Dawson, 31, was taken into custody at 4:45 p.m. by county sheriff’s deputies following a phone call to the Sheriff’s Office reporting a domestic dispute in the 2000 block of Sand Point Road. According to the Sheriff’s Office, deputies arrived on the scene and found that a telephone had been pulled from the wall and that a physical altercation had occurred between Dawson and his wife Jessica. She sustained some bruising but did not require hospitalization.
Dawson, who has a history of bipolar disorder, didn’t deny the charges but said that a perfect storm of factors – including being off his medication because he couldn’t afford the prescription – contributed to the incident.
“I in no way want to give the illusion that my bipolar disease is the reason for what happened; I believe people need to be held accountable for their actions,” said Dawson. “I don’t want to talk about it as an excuse, I just want people to understand it.”
Bipolar disorder is a chemical brain condition that creates elevated mood swings. The illness can be controlled with medication, but according to Dawson, maintaining an even keel is often a difficult if not impossible task.

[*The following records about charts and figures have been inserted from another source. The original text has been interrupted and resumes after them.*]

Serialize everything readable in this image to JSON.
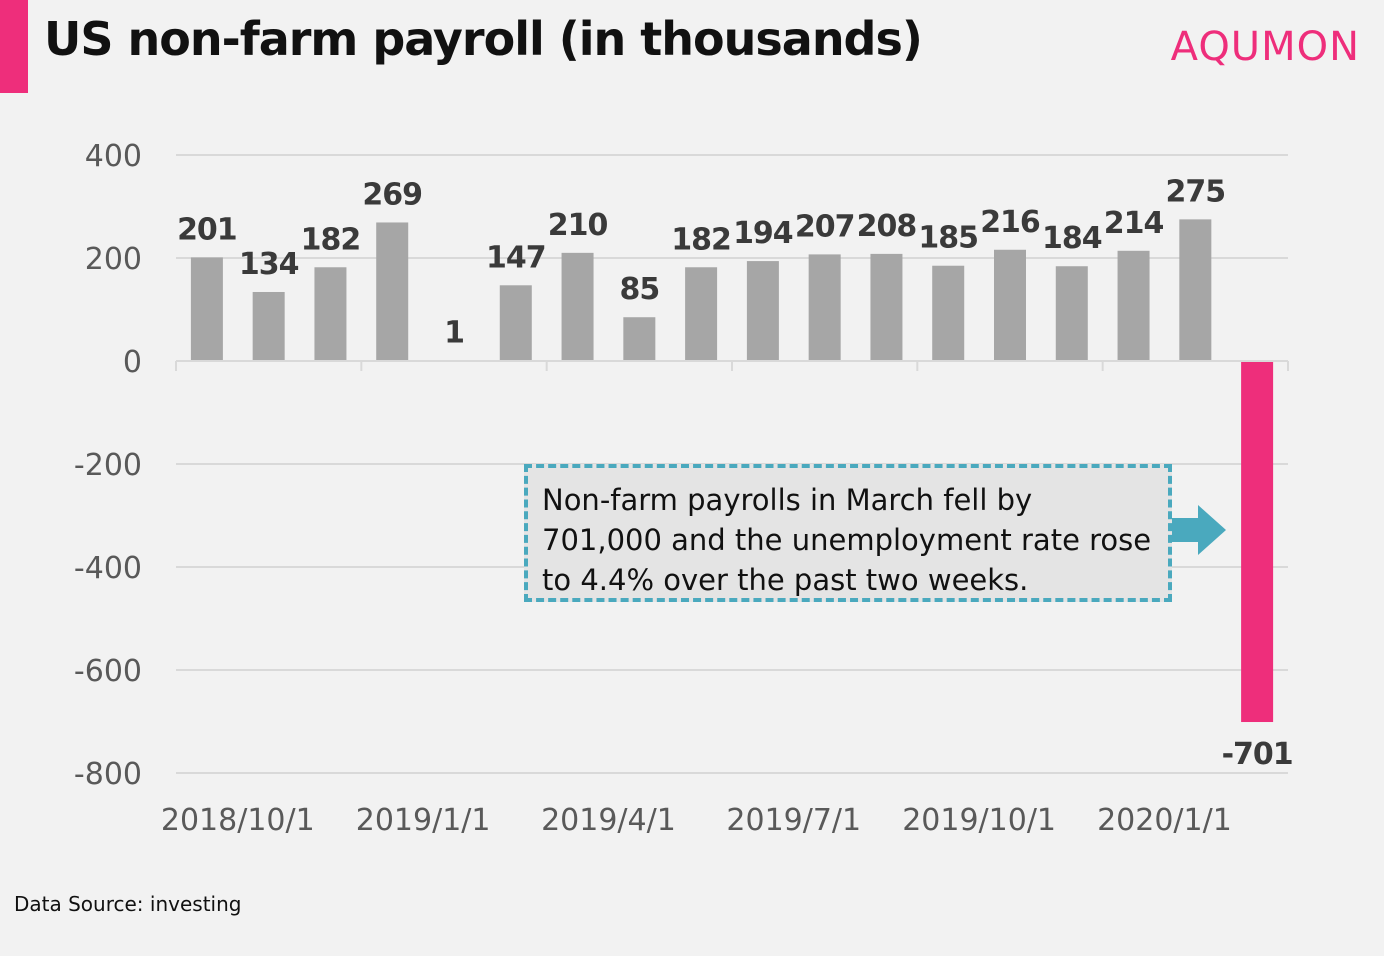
{
  "title": "US non-farm payroll (in thousands)",
  "brand": "AQUMON",
  "source": "Data Source: investing",
  "annotation": "Non-farm payrolls in March fell by 701,000 and the unemployment rate rose to 4.4% over the past two weeks.",
  "colors": {
    "bar": "#a6a6a6",
    "highlight": "#ee2e7b",
    "annotation_border": "#4aa9be",
    "grid": "#d9d9d9"
  },
  "chart_data": {
    "type": "bar",
    "title": "US non-farm payroll (in thousands)",
    "xlabel": "",
    "ylabel": "",
    "ylim": [
      -800,
      400
    ],
    "yticks": [
      400,
      200,
      0,
      -200,
      -400,
      -600,
      -800
    ],
    "xtick_labels": [
      "2018/10/1",
      "2019/1/1",
      "2019/4/1",
      "2019/7/1",
      "2019/10/1",
      "2020/1/1"
    ],
    "xtick_label_categories": [
      0.5,
      3.5,
      6.5,
      9.5,
      12.5,
      15.5
    ],
    "grid": true,
    "categories": [
      "2018/10/1",
      "2018/11/1",
      "2018/12/1",
      "2019/1/1",
      "2019/2/1",
      "2019/3/1",
      "2019/4/1",
      "2019/5/1",
      "2019/6/1",
      "2019/7/1",
      "2019/8/1",
      "2019/9/1",
      "2019/10/1",
      "2019/11/1",
      "2019/12/1",
      "2020/1/1",
      "2020/2/1",
      "2020/3/1"
    ],
    "values": [
      201,
      134,
      182,
      269,
      1,
      147,
      210,
      85,
      182,
      194,
      207,
      208,
      185,
      216,
      184,
      214,
      275,
      -701
    ],
    "highlight_index": 17
  }
}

“It can be treated only with medication,” said Dawson. “And without some kind of mood stabilizer, there is no way you can train your brain chemistry. I’ve been through counseling, I take a mood stabilizer – but it’s not an exact science.”
Dawson was appointed to an open seat on the CSD Board in 2009 and elected to a four-year term in 2010.
CSD President Kevin Graves reacted to the news of Dawson’s arrest with sympathy and support. “This is a situation that director Dawson needs to take care of personally and privately,” said Graves. “I don’t know all the details of what happened to cause these events, but I hope he’s able to work out whatever issues he may have.”
As to whether or not he will retain his seat on the CSD Board, General Manager Rick Howard said that at this point, the decision is up to Dawson.
“There is no procedure for the board to remove Vice President Dawson,” said Howard. “That decision is entirely up to him, pending (possible) conviction of a felony, at which time he would automatically have to forfeit his seat.”
Dawson is scheduled to appear in court on Oct. 31, when the district attorney will decide whether or not to press charges.
Dawson said he has suffered from the disorder all his life, describing the illness as a sound wave of emotions ranging from extreme highs to tremendous lows. For years he said he has struggled to keep his illness private, largely because of the stigma associated with the disorder. But he hopes his going public about his illness might help others.
“As a world, we need to think about how we view mental health and the stigmas associated with it,” said Dawson. “Keeping secrets can cause damage to your physical health, and it is my hope that I can maybe help others with the disorder by speaking publicly about it.
“I know that coming out about my illness will put me in the crosshairs of the community and will vindicate those who have been critical of me in the past, but all I can say … is I’m sorry.”
Dawson is currently considering whether he will stay on the CSD Board or resign. “I don’t honestly know at this time what I’m going to do,” he said. “I’m looking at the pros and cons and am working with my family and my psychiatrist. I have made a mistake and I can’t even begin to explain how sorry I am. It’s my hope that my family and friends will be able to forgive me.”